Linda Kamille Schmidt plays with emotional connections and memory in her smaller, framed works. In their encasements, each collage appears as a portal; a well of both excitement and sentimentality. Her transparent and opaque fabrics mingle together with an almost casual ease. Schmidt’s hand is evident in the cut, placement, and suturing of each strip. The artist vacillates between precise machine and loose, wobbly hand-sewn stitches. Her subtle use of pins in the works act as focal points for the eye as it dances around the celebration of color and texture. As a result, her works refuse the sterility of manufacturing, and challenge the reductive elision of perfectionism and femininity. This sense of touch evokes a closeness with the fabric, almost inviting contact. A hot frenzy of geometric forms, Schmidt’s fabric swatches abut and overlap to form a kaleidoscopic play with depth and recession. Coupled with the scale of these smaller pieces, Schmidt draws her viewer forward, and entices them to fall into her mesmerizing displays.
Schmidt’s larger installation work also places her squarely in a tradition of subversive feminist art. At this scale, her collage method is evocative of quilting, a generational passion in her family. Like her predecessors, Schmidt’s use of immensity and hard geometric abstraction works to undermine the association of quaintness with craftwork. Furthermore, it disrupts the notion that femininity is small and subdued. Though her collages are constructed from background to foreground, her installation works can be viewed from any vantage point. With this, Schmidt creates a furtive sense of volume and endows her work with a surprising sculptural quality.
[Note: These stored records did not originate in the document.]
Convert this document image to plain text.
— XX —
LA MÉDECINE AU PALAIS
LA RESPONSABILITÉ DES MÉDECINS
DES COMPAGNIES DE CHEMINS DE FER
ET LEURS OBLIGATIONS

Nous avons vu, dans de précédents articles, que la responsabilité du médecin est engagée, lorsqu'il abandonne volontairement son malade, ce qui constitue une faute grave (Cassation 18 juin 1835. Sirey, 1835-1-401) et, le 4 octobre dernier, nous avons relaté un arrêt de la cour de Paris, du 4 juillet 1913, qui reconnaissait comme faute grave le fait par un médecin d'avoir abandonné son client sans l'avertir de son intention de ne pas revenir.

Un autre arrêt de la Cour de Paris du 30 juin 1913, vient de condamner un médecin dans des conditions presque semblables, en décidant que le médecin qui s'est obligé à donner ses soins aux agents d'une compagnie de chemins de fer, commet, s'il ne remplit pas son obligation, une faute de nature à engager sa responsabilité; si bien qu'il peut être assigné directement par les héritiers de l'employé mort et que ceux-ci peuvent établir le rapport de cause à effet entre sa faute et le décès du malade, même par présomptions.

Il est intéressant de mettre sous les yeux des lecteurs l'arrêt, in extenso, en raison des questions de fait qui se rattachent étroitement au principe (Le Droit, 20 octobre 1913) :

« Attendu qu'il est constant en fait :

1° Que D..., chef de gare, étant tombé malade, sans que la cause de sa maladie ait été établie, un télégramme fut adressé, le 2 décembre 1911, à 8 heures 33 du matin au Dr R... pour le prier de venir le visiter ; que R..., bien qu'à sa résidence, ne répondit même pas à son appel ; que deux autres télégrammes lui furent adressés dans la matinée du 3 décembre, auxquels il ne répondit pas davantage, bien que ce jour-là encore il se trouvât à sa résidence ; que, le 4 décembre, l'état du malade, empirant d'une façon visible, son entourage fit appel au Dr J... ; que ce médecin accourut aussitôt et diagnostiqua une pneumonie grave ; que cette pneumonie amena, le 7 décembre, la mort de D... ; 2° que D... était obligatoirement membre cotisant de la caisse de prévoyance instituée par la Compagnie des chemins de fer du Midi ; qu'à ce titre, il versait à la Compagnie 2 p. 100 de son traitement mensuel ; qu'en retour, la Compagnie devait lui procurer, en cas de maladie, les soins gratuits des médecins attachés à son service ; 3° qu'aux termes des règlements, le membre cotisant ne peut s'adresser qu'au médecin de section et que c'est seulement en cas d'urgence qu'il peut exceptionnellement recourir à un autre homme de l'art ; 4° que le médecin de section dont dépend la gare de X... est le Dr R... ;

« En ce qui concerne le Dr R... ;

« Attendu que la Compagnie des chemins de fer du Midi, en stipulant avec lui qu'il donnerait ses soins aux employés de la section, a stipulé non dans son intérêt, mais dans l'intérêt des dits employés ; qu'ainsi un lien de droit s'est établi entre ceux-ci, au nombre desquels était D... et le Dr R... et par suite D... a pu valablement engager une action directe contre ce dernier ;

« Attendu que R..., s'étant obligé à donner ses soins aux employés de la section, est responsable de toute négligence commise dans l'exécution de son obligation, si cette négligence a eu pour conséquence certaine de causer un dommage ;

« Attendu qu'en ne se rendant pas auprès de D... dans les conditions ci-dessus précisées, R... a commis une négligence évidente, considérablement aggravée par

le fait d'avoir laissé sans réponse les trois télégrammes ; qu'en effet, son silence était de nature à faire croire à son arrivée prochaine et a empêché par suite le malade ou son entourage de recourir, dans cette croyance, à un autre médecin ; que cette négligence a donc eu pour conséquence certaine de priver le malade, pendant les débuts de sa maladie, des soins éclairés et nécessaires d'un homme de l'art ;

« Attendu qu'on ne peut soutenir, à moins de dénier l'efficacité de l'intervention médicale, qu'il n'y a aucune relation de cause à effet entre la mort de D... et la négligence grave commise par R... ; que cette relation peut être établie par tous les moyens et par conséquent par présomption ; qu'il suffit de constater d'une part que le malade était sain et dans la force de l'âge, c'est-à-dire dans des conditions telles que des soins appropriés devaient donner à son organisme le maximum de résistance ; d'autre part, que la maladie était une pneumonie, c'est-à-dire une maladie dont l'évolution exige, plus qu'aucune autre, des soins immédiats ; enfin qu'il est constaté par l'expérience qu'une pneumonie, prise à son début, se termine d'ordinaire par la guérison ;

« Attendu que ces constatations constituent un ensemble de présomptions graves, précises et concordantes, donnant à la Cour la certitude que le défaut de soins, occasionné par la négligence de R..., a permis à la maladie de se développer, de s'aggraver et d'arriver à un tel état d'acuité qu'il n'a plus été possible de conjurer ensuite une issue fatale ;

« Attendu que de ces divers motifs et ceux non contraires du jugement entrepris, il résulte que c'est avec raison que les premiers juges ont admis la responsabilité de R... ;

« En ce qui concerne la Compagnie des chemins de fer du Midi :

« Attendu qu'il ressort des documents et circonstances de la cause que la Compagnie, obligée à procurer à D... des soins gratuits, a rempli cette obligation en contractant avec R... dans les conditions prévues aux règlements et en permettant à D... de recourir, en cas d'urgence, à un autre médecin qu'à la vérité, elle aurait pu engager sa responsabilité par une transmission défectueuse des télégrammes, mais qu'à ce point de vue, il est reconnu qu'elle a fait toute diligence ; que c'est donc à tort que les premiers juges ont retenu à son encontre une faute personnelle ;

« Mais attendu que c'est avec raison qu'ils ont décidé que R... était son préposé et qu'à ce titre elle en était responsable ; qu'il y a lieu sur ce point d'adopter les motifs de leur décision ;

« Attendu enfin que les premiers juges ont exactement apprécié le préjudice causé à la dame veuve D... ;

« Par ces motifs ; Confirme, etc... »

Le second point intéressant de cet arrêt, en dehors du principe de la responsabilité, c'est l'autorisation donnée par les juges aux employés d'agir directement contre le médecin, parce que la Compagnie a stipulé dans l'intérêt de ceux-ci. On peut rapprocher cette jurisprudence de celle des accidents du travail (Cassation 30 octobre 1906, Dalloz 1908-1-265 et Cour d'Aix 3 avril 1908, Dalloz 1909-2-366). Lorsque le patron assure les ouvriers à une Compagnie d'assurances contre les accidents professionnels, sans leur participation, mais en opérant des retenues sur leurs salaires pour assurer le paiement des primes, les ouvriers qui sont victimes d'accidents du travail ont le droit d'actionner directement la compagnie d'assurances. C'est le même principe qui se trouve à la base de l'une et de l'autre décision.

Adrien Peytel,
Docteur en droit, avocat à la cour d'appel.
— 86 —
Schmidt is indiscriminate in how she sources her fabrics, pulling scraps from the depths of bargain bins and swatches of luxury textiles alike. As such, her works encompass a spectrum of experience, socioeconomic markers, and both public and private life. Schmidt’s larger works are at once intimate objects of comfort and internality, and bombastic displays of celebration and status.
Linda Kamille Schmidt is originally from Kansas where she attended Bethel College and where most of her family still lives. She received an MA and MFA in drawing and painting from the University of Iowa in Iowa City. She has lived and worked in Brooklyn, NY, since 1989. Solo and Group shows have included AIR Gallery (New York, NY), Ann Street Gallery (Newburgh, NY), Art in Embassies (Kohor, Republic of Palau), Art Mora (Ridgefield Park, NJ; Seoul, South Korea; New York, NY), ArtPort Kingston (Kingston, NY), Carroll and Sons Gallery (Boston, MA), Chazou Gallery (British Columbia), Cheryl Hazen Gallery (New York, NY), Clemente Soto Velez Cultural Center (New York, NY), Curious Matter (Jersey City, NJ), DeDee Shattuck Gallery (Westport, MA), Denise Bibro Fine Art (New York, NY), Main Window Dumbo (Brooklyn, NY), Port Washington Public Library (Port Washington, NY), Praxis Gallery (New York, NY), Readywipe Gallery (Holyoke, MA), Ridderhof Martin Gallery at the University of Mary Washington (Fredericksburg, VA), Robert W. Regier Art Gallery at Bethel College (N. Newton, KS), Saunders's Farm (Garrison, NY), State of the Arts Gallery (Hong Kong), Tilly Foster Farm Museum (Brewster, NY) and other venues.